Esse cruzamento, entre espécies diferentes, tem gerado debates em vários setores da sociedade no que se refere à segurança alimentar, à preservação e à propriedade dos recursos genéticos e aos condicionantes econômicos gerados pelas novas plantas. Pessanha e Wilkinson (2005) argumentam que a diversidade genética do planeta se concentra em países tropicais, geralmente países pobres e em desenvolvimento, enquanto a biotecnologia é desenvolvida, em sua maior parte, por países industrializados. Essa distribuição cria uma interdependência global desigual em relações de poder. A compra das sementes pelo agricultor lhe impõe cláusulas de contrato que o impedem de guardar as sementes para o cultivo no ano seguinte, sendo obrigado a comprá-las todos os anos. Por outro lado, a polinização natural dos transgênicos em plantas tradicionais implica na modificação forçada das variedades dessas últimas, condicionando o cultivo em regiões de agricultura.

Há ainda que se considerar, como apontam Pessanha e Wilkinson (2005), a incerteza quanto à segurança oferecida pelos novos alimentos, visto que, mesmo sendo substancialmente equivalentes do ponto de vista nutricional ao análogo convencional, podem não ser seguros para a saúde ou, ainda, podem ser seguros não sendo substancialmente equivalentes ao convencional. O uso de agrotóxicos em grande quantidade contribui para a manutenção das incertezas, visto que as plantas geneticamente modificadas são resistentes a esses químicos. Assim, é possível eliminar ervas daninhas sem proteger a plantação da ação tóxica dos químicos utilizados na limpeza da lavoura e, como consequência, as plantas geneticamente modificadas passam a ter cargas perigosas de agrotóxicos em suas células.

Uma vez que o cultivo de transgênicos permite, entre outros, a eliminação de ervas daninhas com rapidez e produção em grande quantidade de alimentos com aspecto visual atrativo para o consumidor, sem a ação de microrganismos, a produção de sementes tradicionais se torna um método de difícil competitividade para o agricultor no mercado consumidor.

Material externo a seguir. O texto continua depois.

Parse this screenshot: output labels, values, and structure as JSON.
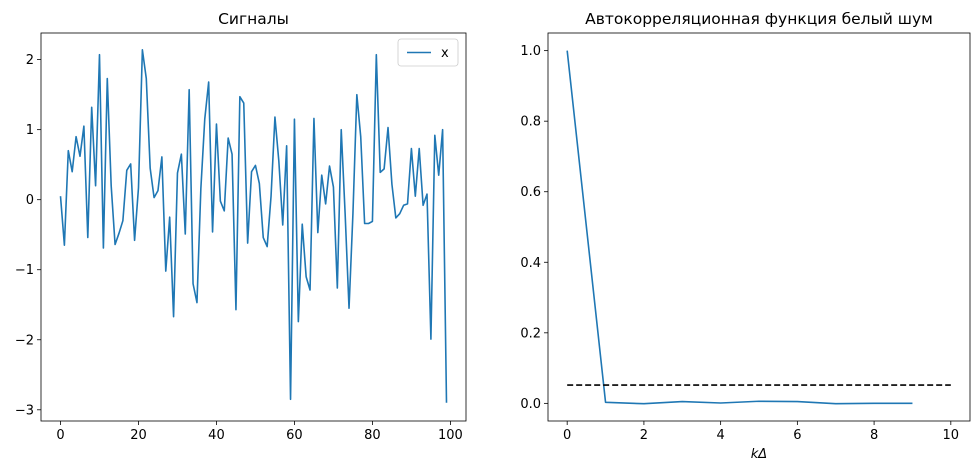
{
  "chart_data": [
    {
      "type": "line",
      "title": "Сигналы",
      "xlabel": "",
      "ylabel": "",
      "xlim": [
        -5,
        104
      ],
      "ylim": [
        -3.16,
        2.38
      ],
      "xticks": [
        0,
        20,
        40,
        60,
        80,
        100
      ],
      "yticks": [
        -3,
        -2,
        -1,
        0,
        1,
        2
      ],
      "grid": false,
      "legend": "top-right",
      "line_color": "#1f77b4",
      "series": [
        {
          "name": "x",
          "x": [
            0,
            1,
            2,
            3,
            4,
            5,
            6,
            7,
            8,
            9,
            10,
            11,
            12,
            13,
            14,
            15,
            16,
            17,
            18,
            19,
            20,
            21,
            22,
            23,
            24,
            25,
            26,
            27,
            28,
            29,
            30,
            31,
            32,
            33,
            34,
            35,
            36,
            37,
            38,
            39,
            40,
            41,
            42,
            43,
            44,
            45,
            46,
            47,
            48,
            49,
            50,
            51,
            52,
            53,
            54,
            55,
            56,
            57,
            58,
            59,
            60,
            61,
            62,
            63,
            64,
            65,
            66,
            67,
            68,
            69,
            70,
            71,
            72,
            73,
            74,
            75,
            76,
            77,
            78,
            79,
            80,
            81,
            82,
            83,
            84,
            85,
            86,
            87,
            88,
            89,
            90,
            91,
            92,
            93,
            94,
            95,
            96,
            97,
            98,
            99
          ],
          "values": [
            0.05,
            -0.65,
            0.7,
            0.4,
            0.9,
            0.62,
            1.05,
            -0.54,
            1.32,
            0.2,
            2.07,
            -0.69,
            1.73,
            0.2,
            -0.64,
            -0.48,
            -0.3,
            0.42,
            0.51,
            -0.58,
            0.17,
            2.14,
            1.73,
            0.45,
            0.03,
            0.13,
            0.61,
            -1.02,
            -0.25,
            -1.67,
            0.38,
            0.65,
            -0.49,
            1.57,
            -1.2,
            -1.47,
            0.16,
            1.15,
            1.68,
            -0.46,
            1.08,
            -0.02,
            -0.16,
            0.88,
            0.65,
            -1.57,
            1.47,
            1.38,
            -0.62,
            0.4,
            0.49,
            0.23,
            -0.54,
            -0.67,
            0.05,
            1.18,
            0.55,
            -0.36,
            0.77,
            -2.85,
            1.15,
            -1.74,
            -0.35,
            -1.1,
            -1.29,
            1.16,
            -0.47,
            0.35,
            -0.06,
            0.48,
            0.18,
            -1.26,
            1.0,
            -0.2,
            -1.55,
            -0.2,
            1.5,
            0.9,
            -0.34,
            -0.34,
            -0.31,
            2.07,
            0.39,
            0.44,
            1.03,
            0.22,
            -0.26,
            -0.2,
            -0.08,
            -0.06,
            0.73,
            0.05,
            0.73,
            -0.08,
            0.08,
            -1.99,
            0.92,
            0.35,
            1.0,
            -2.9
          ]
        }
      ]
    },
    {
      "type": "line",
      "title": "Автокорреляционная функция белый шум",
      "xlabel": "kΔ",
      "ylabel": "",
      "xlim": [
        -0.5,
        10.5
      ],
      "ylim": [
        -0.05,
        1.05
      ],
      "xticks": [
        0,
        2,
        4,
        6,
        8,
        10
      ],
      "yticks": [
        0.0,
        0.2,
        0.4,
        0.6,
        0.8,
        1.0
      ],
      "grid": false,
      "legend": "none",
      "line_color": "#1f77b4",
      "threshold_color": "#000000",
      "series": [
        {
          "name": "",
          "x": [
            0,
            1,
            2,
            3,
            4,
            5,
            6,
            7,
            8,
            9
          ],
          "values": [
            1.0,
            0.003,
            -0.001,
            0.005,
            0.001,
            0.006,
            0.005,
            -0.001,
            0.0,
            0.0
          ]
        }
      ],
      "threshold": {
        "x": [
          0,
          10
        ],
        "y": 0.052,
        "style": "dashed"
      }
    }
  ]
}
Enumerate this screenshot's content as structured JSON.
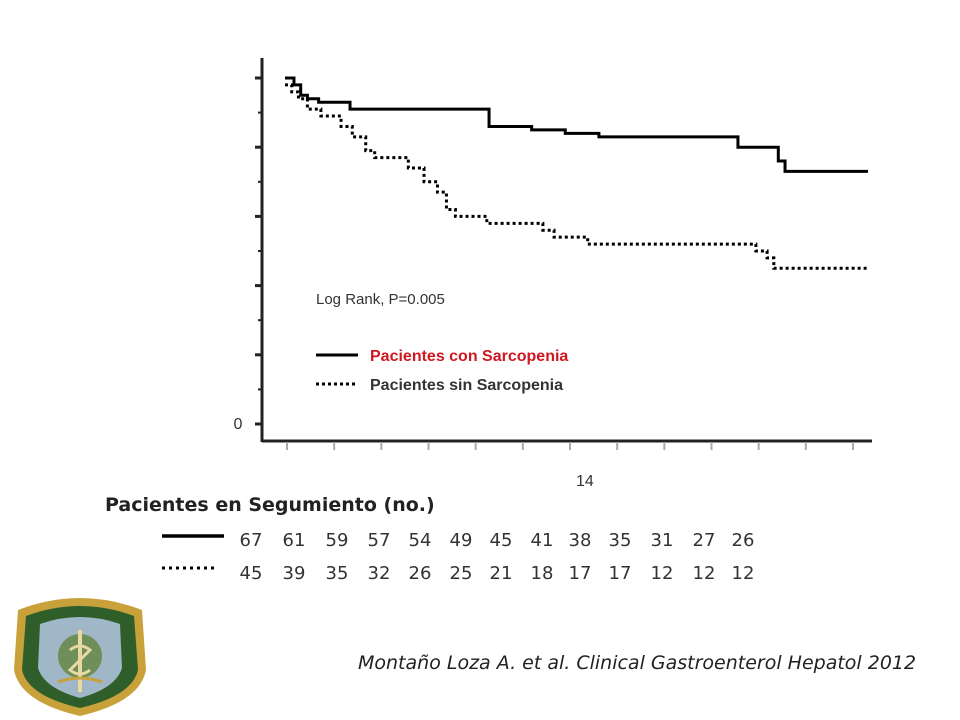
{
  "chart_data": {
    "type": "line",
    "title": "",
    "xlabel": "",
    "ylabel": "",
    "x_tick_labels": [
      {
        "x": 14,
        "label": "14"
      }
    ],
    "y_tick_labels": [
      {
        "y": 0,
        "label": "0"
      }
    ],
    "xlim": [
      0,
      26
    ],
    "ylim": [
      0,
      1
    ],
    "annotation": "Log Rank, P=0.005",
    "legend_placement": "center",
    "series": [
      {
        "name": "Pacientes con Sarcopenia",
        "style": "solid",
        "color": "#000000",
        "points": [
          [
            0,
            1.0
          ],
          [
            0.4,
            0.98
          ],
          [
            0.7,
            0.95
          ],
          [
            1.0,
            0.94
          ],
          [
            1.5,
            0.93
          ],
          [
            2.9,
            0.91
          ],
          [
            9.1,
            0.86
          ],
          [
            11.0,
            0.85
          ],
          [
            12.5,
            0.84
          ],
          [
            14.0,
            0.83
          ],
          [
            20.2,
            0.8
          ],
          [
            22.0,
            0.76
          ],
          [
            22.3,
            0.73
          ],
          [
            26,
            0.73
          ]
        ]
      },
      {
        "name": "Pacientes sin Sarcopenia",
        "style": "dotted",
        "color": "#000000",
        "points": [
          [
            0,
            0.98
          ],
          [
            0.3,
            0.96
          ],
          [
            0.6,
            0.94
          ],
          [
            1.0,
            0.91
          ],
          [
            1.6,
            0.89
          ],
          [
            2.5,
            0.86
          ],
          [
            3.0,
            0.83
          ],
          [
            3.6,
            0.79
          ],
          [
            4.0,
            0.77
          ],
          [
            5.5,
            0.74
          ],
          [
            6.2,
            0.7
          ],
          [
            6.8,
            0.67
          ],
          [
            7.2,
            0.62
          ],
          [
            7.6,
            0.6
          ],
          [
            9.0,
            0.58
          ],
          [
            11.5,
            0.56
          ],
          [
            12.0,
            0.54
          ],
          [
            13.5,
            0.52
          ],
          [
            21.0,
            0.5
          ],
          [
            21.5,
            0.48
          ],
          [
            21.8,
            0.45
          ],
          [
            26,
            0.45
          ]
        ]
      }
    ]
  },
  "risk_table": {
    "title": "Pacientes en Segumiento (no.)",
    "sarcopenia": [
      "67",
      "61",
      "59",
      "57",
      "54",
      "49",
      "45",
      "41",
      "38",
      "35",
      "31",
      "27",
      "26"
    ],
    "no_sarcopenia": [
      "45",
      "39",
      "35",
      "32",
      "26",
      "25",
      "21",
      "18",
      "17",
      "17",
      "12",
      "12",
      "12"
    ]
  },
  "citation": "Montaño Loza A. et al. Clinical Gastroenterol Hepatol 2012",
  "colors": {
    "legend_red": "#d0171f",
    "legend_dark": "#333333",
    "axis": "#222222",
    "seal_green": "#3c6b2a",
    "seal_gold": "#c9a13b"
  }
}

Desse modo, a discussão quanto à preservação das sementes crioulas abrange a segurança alimentar e a preservação da agrobiodiversidade, bem como a preservação dos saberes tradicionais locais dos agricultores, além de aspectos econômicos da agricultura de uma região. Durante o desenvolvimento

desta investigação, não se teve conhecimento de cultivo de transgênicos na localidade de Arroio do Padre. Ao contrário, vários agricultores têm buscado técnicas agroecológicas de cultivo e possibilidades no trabalho em cooperativas ou de forma independente para a venda de seus produtos. Entretanto, em municípios vizinhos, o cultivo de milho transgênico já é uma realidade. O fato de a comunidade não cultivar transgênicos – pelo menos até onde esta investigação alcançou – a torna um ambiente de possível preservação das sementes crioulas e a discussão na escola a respeito da importância das sementes tradicionais é relevante no sentido de preservação da biodiversidade, conscientização a respeito de segurança alimentar e conhecimento dos saberes locais e tradicionais daquela população de agricultores. Não há um repositório dessas sementes, mas durante o período da prática curricular, eu soube que ainda havia dessas sementes, guardadas por pessoas mais idosas há anos. Parte dessas sementes foi cultivada naquele ano. Assim, a prática curricular que foi construída na Escola Antônio Gonçalves dos Anjos, considerando as sementes crioulas um tema relevante para a comunidade e que também está em discussão em outros espaços, será relatada nos capítulos seguintes, começando com o período de observação da turma.